I would think any animal you wish to drive with you need to start with the basics then go from there. Start by getting a few books on driving fundamentals, go to your local library to see if they may have a few books or go on line and typing in on google what your looking for. 

One thing to consider OP, many horses do not like llama's, for whatever reason. My draft mare looks at them with suspicion, I have driven with them while in a parade but I know of others who they cannot get their horse near them. 

Good luck and please, keep us informed on your progress.


----------



## LemonZeus (Oct 6, 2013)

Zexious said:


> Can I just say this is the most awesome thing I have ever heard, ever? xD


Thanks He's halter broke, lays down on cue, lets you pick up his feet, etc. I don't really have a use for a pack animal, so I figured I might try driving, when he's old enough. 

GreySorrel: Thank you! I'll definitely look at the library. My ex used to drive drafts for a carriage company, but I burned that bridge a while ago :? Harold has to live separate from my horses because my gelding does NOT get along with him. He pins his ears if I'm watching, but as soon as I turn my back he tries to go after him. I'll keep that in mind if I ever want to drive with others.

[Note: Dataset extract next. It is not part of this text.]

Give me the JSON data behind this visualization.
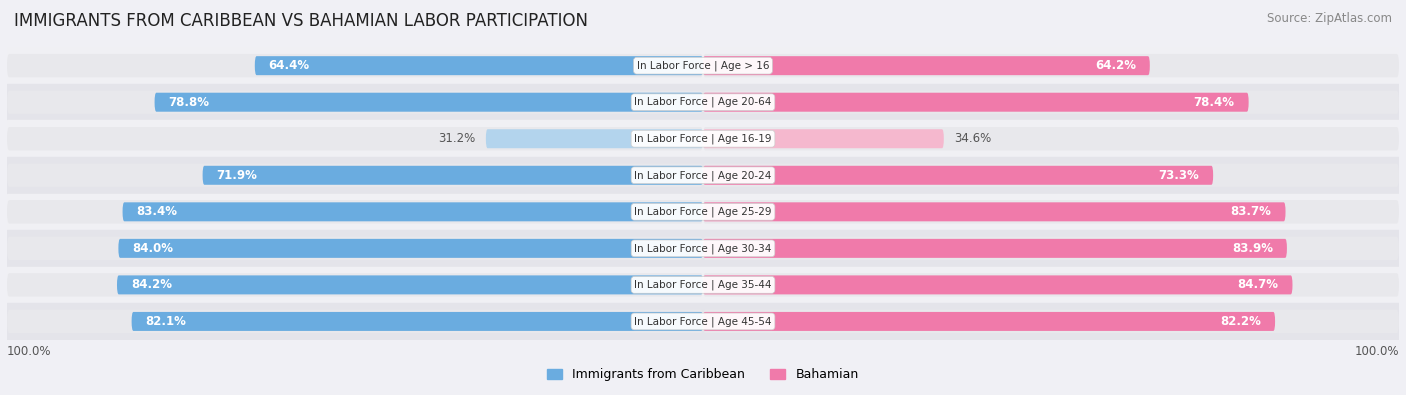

I don't have any very good pictures of him, but here he is when he was a baby (cria):


----------



## Left Hand Percherons (Feb 1, 2011)

There's a guy by work that drives llamas. His older gelding was allegedly hard to beat 10 years ago. I've never seen him drive them but I know he buys large pony equipment but than has to make adjustments to make things fit. Check out the larger shows. That's probably the only place you will see driving classes for them. If I see him at our draft horse sale next WE I'll ask for some guidance.


----------



## Southern Grace (Feb 15, 2013)

Check out Moonlight Thunder, Tuscola, TX 79562 she trains Llamas to drive, and is quite outgoing on facebook, so she seems like she'd be willing to offer advise.


----------



## eliduc (Apr 5, 2010)

Is Harold your llama or your ex?


----------



## LemonZeus (Oct 6, 2013)

Well, Harold is now my ex llama. He got attacked by our neighbor's dogs a few weeks ago. I had an RIP thread on the farm animal part of the forum. Sad situation :-(


----------



## eliduc (Apr 5, 2010)

Sorry. He was a beautiful little fellow. I had to dispose of my neighbors dog a couple of years ago. I had told them several times to keep it home. Both of their dogs were terrorizing everything on the place. I woke up one morning at 5am and it was harassing my horse. I don't know why people think they have the right to allow their dogs to free roam just because they live in the country. It's a little different if you have a big farm or ranch. Our neighbors are 200 feet away. Our yard is fenced front and back for our pets. It really ticks me off that they refuse to take care of their pets and then I had the disagreeable task of taking the dog to the shelter.


----------